Point the program at a folder tree, it’ll scan the contents and any subfolders and display a detailed report of the contents.

Sounds familiar enough, but this isn’t just another “which folder is hogging all my drive space” tool– it’s a little more interesting than that.

DROID doesn’t come from some unknown developer, for instance– it’s produced by a department of the UK National Archives and has some serious, heavyweight aims. The official site explains:

DROID

Files whose internal format doesn’t match their extension are highlighted in the report

DROID is designed to meet the fundamental requirement of any digital repository to be able to identify the precise format of all stored digital objects, and to link that identification to a central registry of technical information about that format and its dependencies.

The key word is “precise”. Other drive visualisers just look at signatures and assume that a PDF is, well, a PDF. DROID will inspect the contents, give you the PDF version number if the extension is correct, and tell you the real format if it isn’t.

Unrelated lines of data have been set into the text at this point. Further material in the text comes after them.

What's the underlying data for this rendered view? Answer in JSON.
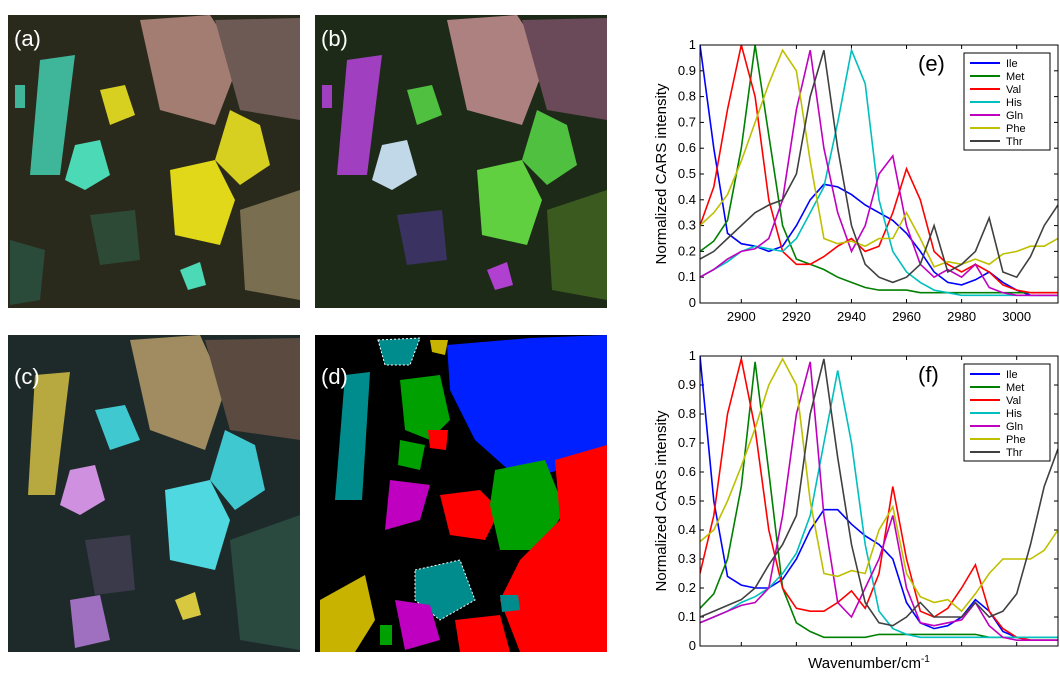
{
  "panels": [
    {
      "label": "(a)"
    },
    {
      "label": "(b)"
    },
    {
      "label": "(c)"
    },
    {
      "label": "(d)"
    }
  ],
  "chart_data": [
    {
      "type": "line",
      "label": "(e)",
      "ylabel": "Normalized CARS intensity",
      "x": [
        2885,
        2890,
        2895,
        2900,
        2905,
        2910,
        2915,
        2920,
        2925,
        2930,
        2935,
        2940,
        2945,
        2950,
        2955,
        2960,
        2965,
        2970,
        2975,
        2980,
        2985,
        2990,
        2995,
        3000,
        3005,
        3010,
        3015
      ],
      "xlim": [
        2885,
        3015
      ],
      "xticks": [
        2900,
        2920,
        2940,
        2960,
        2980,
        3000
      ],
      "show_xtick_labels": true,
      "ylim": [
        0,
        1
      ],
      "yticks": [
        0,
        0.1,
        0.2,
        0.3,
        0.4,
        0.5,
        0.6,
        0.7,
        0.8,
        0.9,
        1
      ],
      "legend": "upper right",
      "series": [
        {
          "name": "Ile",
          "color": "#0000ff",
          "values": [
            1.0,
            0.6,
            0.27,
            0.23,
            0.22,
            0.2,
            0.22,
            0.3,
            0.4,
            0.46,
            0.45,
            0.42,
            0.38,
            0.35,
            0.32,
            0.27,
            0.2,
            0.12,
            0.08,
            0.07,
            0.09,
            0.12,
            0.08,
            0.05,
            0.03,
            0.03,
            0.03
          ]
        },
        {
          "name": "Met",
          "color": "#008000",
          "values": [
            0.2,
            0.24,
            0.32,
            0.6,
            1.0,
            0.65,
            0.3,
            0.17,
            0.15,
            0.13,
            0.1,
            0.08,
            0.06,
            0.05,
            0.05,
            0.05,
            0.04,
            0.04,
            0.04,
            0.04,
            0.04,
            0.04,
            0.04,
            0.04,
            0.04,
            0.04,
            0.04
          ]
        },
        {
          "name": "Val",
          "color": "#ff0000",
          "values": [
            0.3,
            0.45,
            0.75,
            1.0,
            0.8,
            0.4,
            0.2,
            0.15,
            0.15,
            0.18,
            0.22,
            0.25,
            0.2,
            0.22,
            0.35,
            0.52,
            0.4,
            0.2,
            0.15,
            0.12,
            0.15,
            0.12,
            0.07,
            0.05,
            0.04,
            0.04,
            0.04
          ]
        },
        {
          "name": "His",
          "color": "#00bfbf",
          "values": [
            0.1,
            0.13,
            0.16,
            0.2,
            0.22,
            0.21,
            0.2,
            0.25,
            0.35,
            0.45,
            0.7,
            0.98,
            0.85,
            0.4,
            0.2,
            0.12,
            0.08,
            0.05,
            0.04,
            0.03,
            0.03,
            0.03,
            0.03,
            0.03,
            0.03,
            0.03,
            0.03
          ]
        },
        {
          "name": "Gln",
          "color": "#bf00bf",
          "values": [
            0.1,
            0.13,
            0.17,
            0.2,
            0.21,
            0.25,
            0.4,
            0.75,
            0.98,
            0.6,
            0.35,
            0.2,
            0.3,
            0.5,
            0.57,
            0.3,
            0.15,
            0.1,
            0.13,
            0.1,
            0.15,
            0.06,
            0.04,
            0.03,
            0.03,
            0.03,
            0.03
          ]
        },
        {
          "name": "Phe",
          "color": "#bfbf00",
          "values": [
            0.3,
            0.35,
            0.42,
            0.55,
            0.7,
            0.85,
            0.98,
            0.9,
            0.55,
            0.25,
            0.23,
            0.24,
            0.22,
            0.25,
            0.25,
            0.35,
            0.25,
            0.14,
            0.16,
            0.15,
            0.17,
            0.15,
            0.19,
            0.2,
            0.22,
            0.22,
            0.25
          ]
        },
        {
          "name": "Thr",
          "color": "#404040",
          "values": [
            0.17,
            0.2,
            0.25,
            0.3,
            0.35,
            0.38,
            0.4,
            0.5,
            0.8,
            0.98,
            0.6,
            0.3,
            0.15,
            0.1,
            0.08,
            0.1,
            0.15,
            0.3,
            0.12,
            0.15,
            0.2,
            0.33,
            0.12,
            0.1,
            0.18,
            0.3,
            0.38
          ]
        }
      ]
    },
    {
      "type": "line",
      "label": "(f)",
      "ylabel": "Normalized CARS intensity",
      "xlabel": "Wavenumber/cm",
      "xlabel_sup": "-1",
      "x": [
        2885,
        2890,
        2895,
        2900,
        2905,
        2910,
        2915,
        2920,
        2925,
        2930,
        2935,
        2940,
        2945,
        2950,
        2955,
        2960,
        2965,
        2970,
        2975,
        2980,
        2985,
        2990,
        2995,
        3000,
        3005,
        3010,
        3015
      ],
      "xlim": [
        2885,
        3015
      ],
      "xticks": [
        2900,
        2920,
        2940,
        2960,
        2980,
        3000
      ],
      "show_xtick_labels": false,
      "ylim": [
        0,
        1
      ],
      "yticks": [
        0,
        0.1,
        0.2,
        0.3,
        0.4,
        0.5,
        0.6,
        0.7,
        0.8,
        0.9,
        1
      ],
      "legend": "upper right",
      "series": [
        {
          "name": "Ile",
          "color": "#0000ff",
          "values": [
            1.0,
            0.5,
            0.24,
            0.21,
            0.2,
            0.2,
            0.23,
            0.3,
            0.4,
            0.47,
            0.47,
            0.42,
            0.38,
            0.35,
            0.3,
            0.15,
            0.08,
            0.06,
            0.07,
            0.1,
            0.16,
            0.12,
            0.05,
            0.03,
            0.02,
            0.02,
            0.02
          ]
        },
        {
          "name": "Met",
          "color": "#008000",
          "values": [
            0.13,
            0.18,
            0.3,
            0.55,
            0.98,
            0.6,
            0.2,
            0.08,
            0.05,
            0.03,
            0.03,
            0.03,
            0.03,
            0.04,
            0.04,
            0.04,
            0.04,
            0.04,
            0.04,
            0.04,
            0.04,
            0.03,
            0.03,
            0.03,
            0.03,
            0.03,
            0.03
          ]
        },
        {
          "name": "Val",
          "color": "#ff0000",
          "values": [
            0.25,
            0.45,
            0.8,
            0.99,
            0.75,
            0.4,
            0.2,
            0.13,
            0.12,
            0.12,
            0.15,
            0.19,
            0.13,
            0.25,
            0.55,
            0.3,
            0.12,
            0.1,
            0.13,
            0.2,
            0.28,
            0.12,
            0.06,
            0.03,
            0.02,
            0.02,
            0.02
          ]
        },
        {
          "name": "His",
          "color": "#00bfbf",
          "values": [
            0.08,
            0.1,
            0.12,
            0.15,
            0.17,
            0.2,
            0.25,
            0.32,
            0.45,
            0.7,
            0.95,
            0.7,
            0.35,
            0.12,
            0.06,
            0.04,
            0.03,
            0.03,
            0.03,
            0.03,
            0.03,
            0.03,
            0.03,
            0.03,
            0.03,
            0.03,
            0.03
          ]
        },
        {
          "name": "Gln",
          "color": "#bf00bf",
          "values": [
            0.08,
            0.1,
            0.12,
            0.14,
            0.15,
            0.2,
            0.45,
            0.8,
            0.98,
            0.45,
            0.15,
            0.1,
            0.2,
            0.3,
            0.45,
            0.2,
            0.08,
            0.07,
            0.08,
            0.09,
            0.15,
            0.07,
            0.03,
            0.02,
            0.02,
            0.02,
            0.02
          ]
        },
        {
          "name": "Phe",
          "color": "#bfbf00",
          "values": [
            0.36,
            0.4,
            0.5,
            0.62,
            0.75,
            0.9,
            0.99,
            0.9,
            0.5,
            0.25,
            0.24,
            0.26,
            0.25,
            0.4,
            0.48,
            0.25,
            0.17,
            0.15,
            0.16,
            0.12,
            0.18,
            0.25,
            0.3,
            0.3,
            0.3,
            0.33,
            0.4
          ]
        },
        {
          "name": "Thr",
          "color": "#404040",
          "values": [
            0.1,
            0.12,
            0.14,
            0.16,
            0.2,
            0.28,
            0.35,
            0.45,
            0.8,
            0.99,
            0.65,
            0.35,
            0.15,
            0.08,
            0.07,
            0.1,
            0.15,
            0.1,
            0.1,
            0.1,
            0.15,
            0.1,
            0.12,
            0.18,
            0.35,
            0.55,
            0.68
          ]
        }
      ]
    }
  ]
}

This file format ID technology is based on PRONOM, a large, detailed and regularly-updated registry of file format information. (A quick glance at the PRONOM release notes page shows just how detailed this can be.)

This extra information could be very valuable to some, but it comes at a price: speed. Every file must be opened and checked individually, including (by default) the contents of archives, and that makes for a very long scan time.

DROID’s reporting features are also a little disappointing. There are none of the colourful graphs you’d get with the typical consumer drive visualiser: instead you must construct files (“show me MP4 files greater than 25MB modified in the last year”, say) or run the report generator, then wait a very long time for the static text-based results.

If you can use the precise file format identification, this might not matter much. Grab a copy of DROID and try it out– there’s no installation, you can unzip and run it right away.

But if you’re happy to trust your file extensions, you’re not really bothered about format versions, or maybe you just want to view the largest files on your PC, a regular drive visualiser like SpaceSniffer could be a smarter choice.

DROID is an open-source Java-based tool for Windows, Linux and Mac.